The polling situation is less dire for Biden in Minnesota than in Michigan, but it should worry Democrats. Biden currently leads Trump 42.3 percent to 39.3 percent. An incumbent still shouldn’t be polling at 42 percent in what’s supposed to be a safe state against an opponent his base hates with incandescent fury. Minnesota, where even the Democrats run under the Democrat-Farmer-Labor brand, has a tradition of third-party voting that suggests Biden won’t need to win a majority of the vote, but also that he faces a larger threat than in most places of defections to his left. In 2016, 2000, 1992, 1984, 1916, 1912, and 1892, neither party won a majority of the presidential vote in Minnesota; it went Democrat by 1.5 points in 2016 and 2.4 points in 2000. In 1998, it elected independent Jesse Ventura to the governorship. Republican Tim Pawlenty won two terms as governor without ever cracking 47 percent of the vote, and Mark Dayton retook the governorship for the DFL in 2010 with just 43.6 percent. In the Senate, Tina Smith was reelected in 2022 with 48.7 percent of the vote, and Senate victories for Al Franken in 2008, Norm Coleman in 2002, and Dayton in 2000 were all with less than a majority (Franken got 41.99 percent). While Amy Klobuchar is almost certainly safe in her reelection campaign, even she starts it off at 49 percent against a totally unknown opponent.

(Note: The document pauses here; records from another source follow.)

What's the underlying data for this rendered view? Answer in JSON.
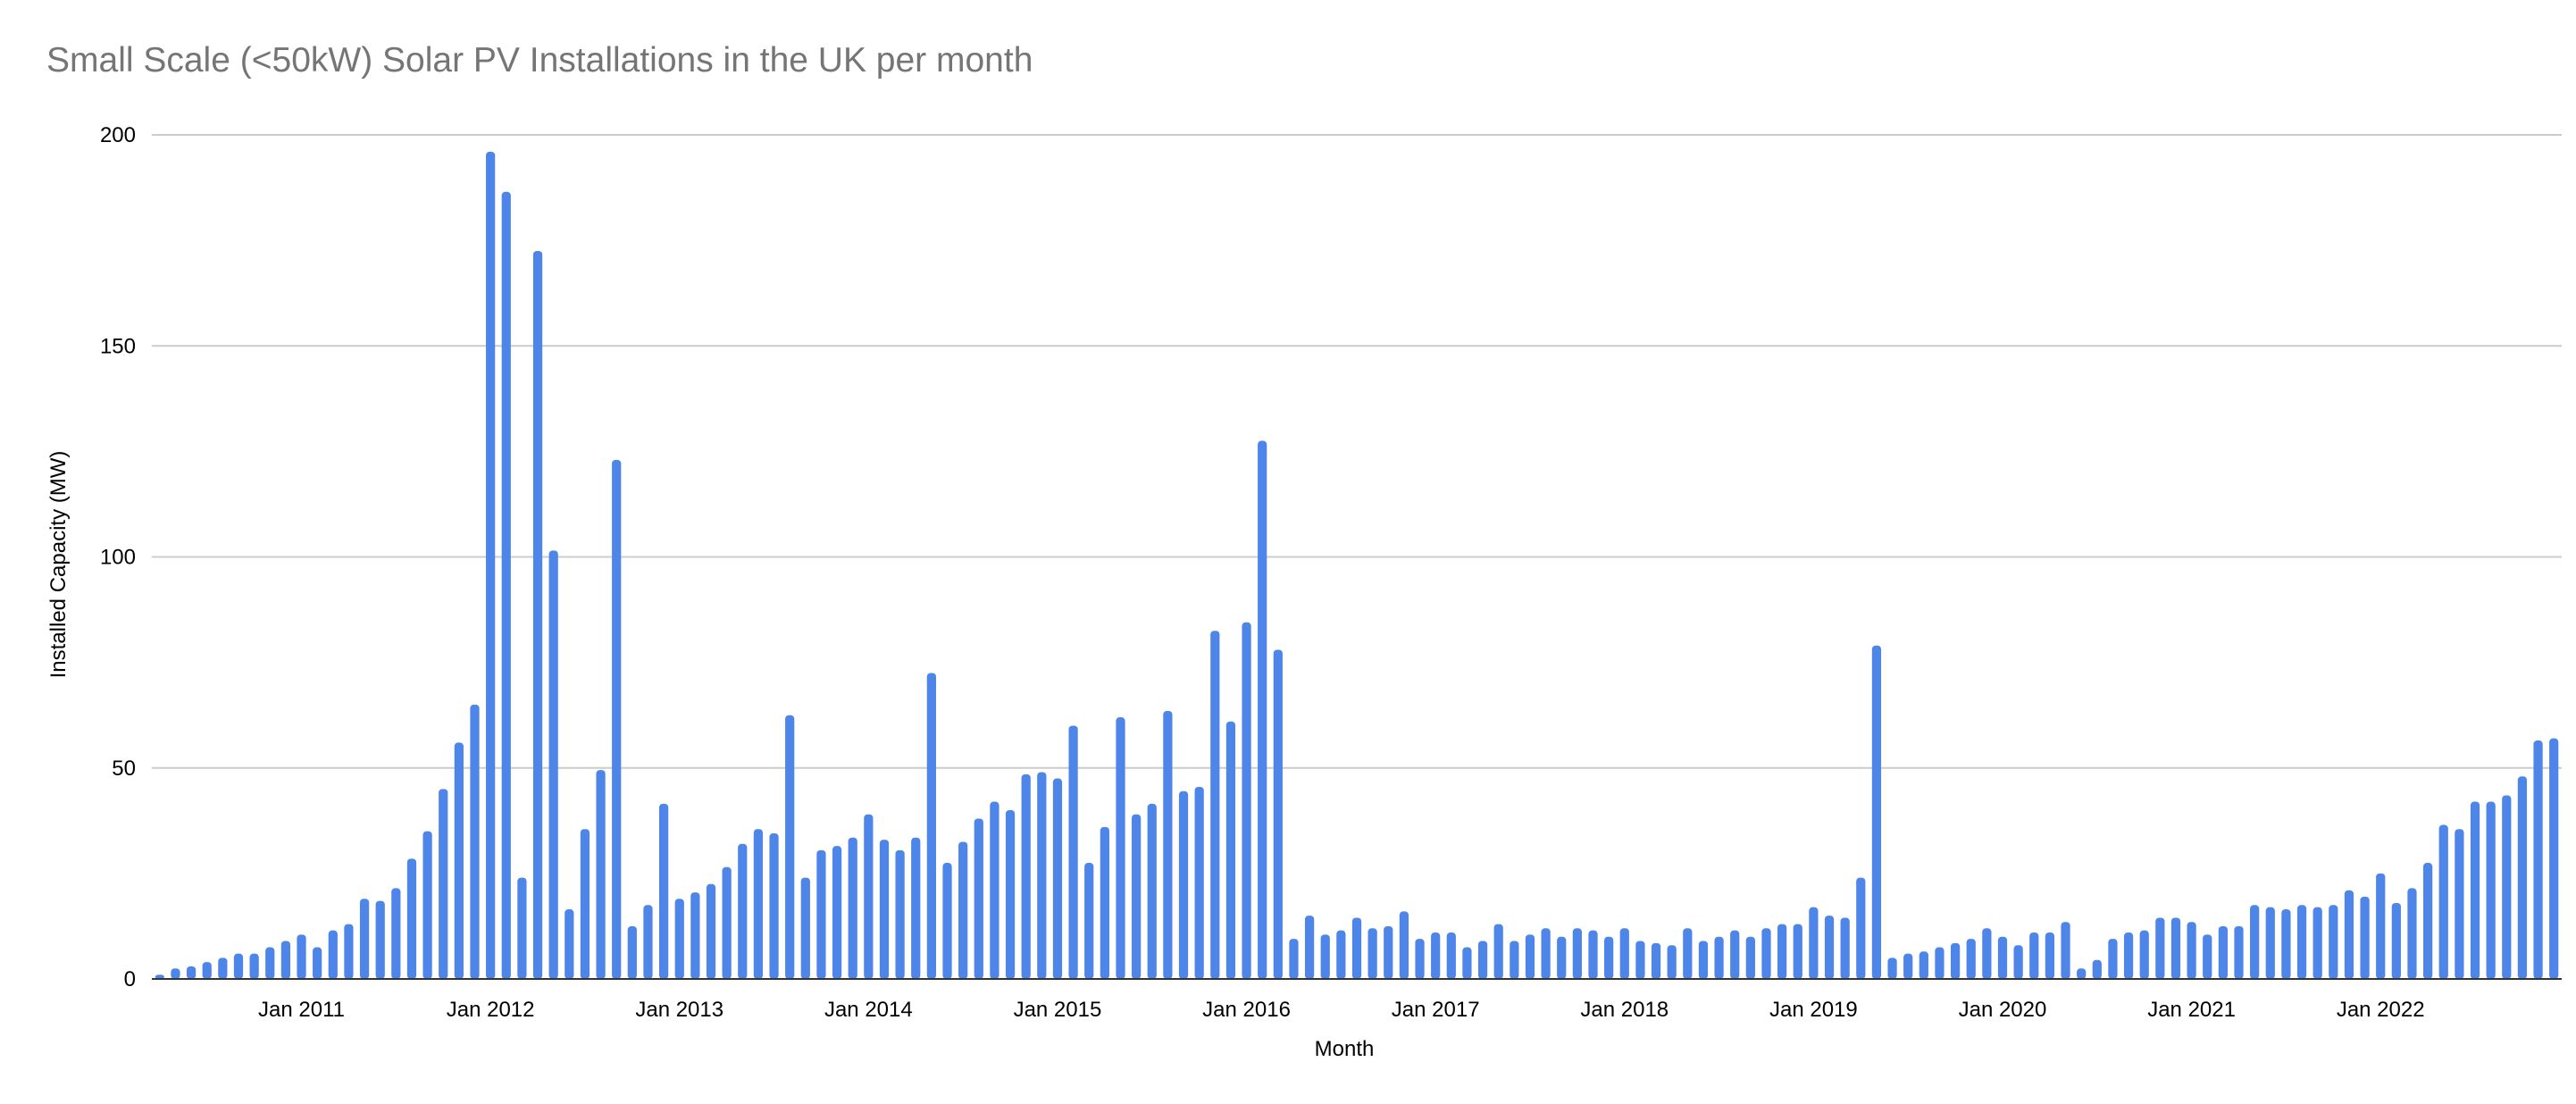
{
  "chart_data": {
    "type": "bar",
    "title": "Small Scale (<50kW) Solar PV Installations in the UK per month",
    "xlabel": "Month",
    "ylabel": "Installed Capacity (MW)",
    "ylim": [
      0,
      200
    ],
    "yticks": [
      0,
      50,
      100,
      150,
      200
    ],
    "grid": true,
    "legend": "none",
    "bar_color": "#4e85e8",
    "x_start": "2010-04",
    "x_end": "2022-12",
    "x_tick_labels": [
      {
        "month": "2011-01",
        "label": "Jan 2011"
      },
      {
        "month": "2012-01",
        "label": "Jan 2012"
      },
      {
        "month": "2013-01",
        "label": "Jan 2013"
      },
      {
        "month": "2014-01",
        "label": "Jan 2014"
      },
      {
        "month": "2015-01",
        "label": "Jan 2015"
      },
      {
        "month": "2016-01",
        "label": "Jan 2016"
      },
      {
        "month": "2017-01",
        "label": "Jan 2017"
      },
      {
        "month": "2018-01",
        "label": "Jan 2018"
      },
      {
        "month": "2019-01",
        "label": "Jan 2019"
      },
      {
        "month": "2020-01",
        "label": "Jan 2020"
      },
      {
        "month": "2021-01",
        "label": "Jan 2021"
      },
      {
        "month": "2022-01",
        "label": "Jan 2022"
      }
    ],
    "values": [
      1,
      2.5,
      3,
      4,
      5,
      6,
      6,
      7.5,
      9,
      10.5,
      7.5,
      11.5,
      13,
      19,
      18.5,
      21.5,
      28.5,
      35,
      45,
      56,
      65,
      196,
      186.5,
      24,
      172.5,
      101.5,
      16.5,
      35.5,
      49.5,
      123,
      12.5,
      17.5,
      41.5,
      19,
      20.5,
      22.5,
      26.5,
      32,
      35.5,
      34.5,
      62.5,
      24,
      30.5,
      31.5,
      33.5,
      39,
      33,
      30.5,
      33.5,
      72.5,
      27.5,
      32.5,
      38,
      42,
      40,
      48.5,
      49,
      47.5,
      60,
      27.5,
      36,
      62,
      39,
      41.5,
      63.5,
      44.5,
      45.5,
      82.5,
      61,
      84.5,
      127.5,
      78,
      9.5,
      15,
      10.5,
      11.5,
      14.5,
      12,
      12.5,
      16,
      9.5,
      11,
      11,
      7.5,
      9,
      13,
      9,
      10.5,
      12,
      10,
      12,
      11.5,
      10,
      12,
      9,
      8.5,
      8,
      12,
      9,
      10,
      11.5,
      10,
      12,
      13,
      13,
      17,
      15,
      14.5,
      24,
      79,
      5,
      6,
      6.5,
      7.5,
      8.5,
      9.5,
      12,
      10,
      8,
      11,
      11,
      13.5,
      2.5,
      4.5,
      9.5,
      11,
      11.5,
      14.5,
      14.5,
      13.5,
      10.5,
      12.5,
      12.5,
      17.5,
      17,
      16.5,
      17.5,
      17,
      17.5,
      21,
      19.5,
      25,
      18,
      21.5,
      27.5,
      36.5,
      35.5,
      42,
      42,
      43.5,
      48,
      56.5,
      57
    ]
  }
}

Minnesota has been a bit of a white whale for Republicans in the past decade and a half, as the state has followed regional trends of rural and white working-class voters drifting to the right, but they’ve been outvoted by losing lopsided margins in the Twin Cities and their suburbs:

In spite of a poor nominee for governor, Republicans improved their share of the vote in Minnesota in 2022 in House and state senate races (compared to the last midterm in the House and compared to 2020 in the state senate), but nonetheless lost control of the state senate, resulting in a Democrat trifecta that has governed as if it won a mandate to turn the state into California. As the chart above reflects, one problem for Democrats is that Hennepin and Ramsey turnout dropped relative to the rest of the state from 33.7 percent of the vote in 2018 to 32.1 percent in 2020 to 31.6 percent in 2022, while Republicans dominated the rest of the state in 2016, 2020, and 2022. This fall, Republicans need to pick up four seats in the state house to bring back divided government, and polls show the DFL leading 46 percent to 41 percent, with Republicans targeting one open seat and two rural Democrats. That may be a lesser risk specific to Gaza, where discontent with Biden is concentrated in the urban and suburban core, but it reflects yet another reason why Democrats are worried about Minnesota as well as Michigan — and that will continue to drive their policy toward Israel and Gaza at least so long as the war continues.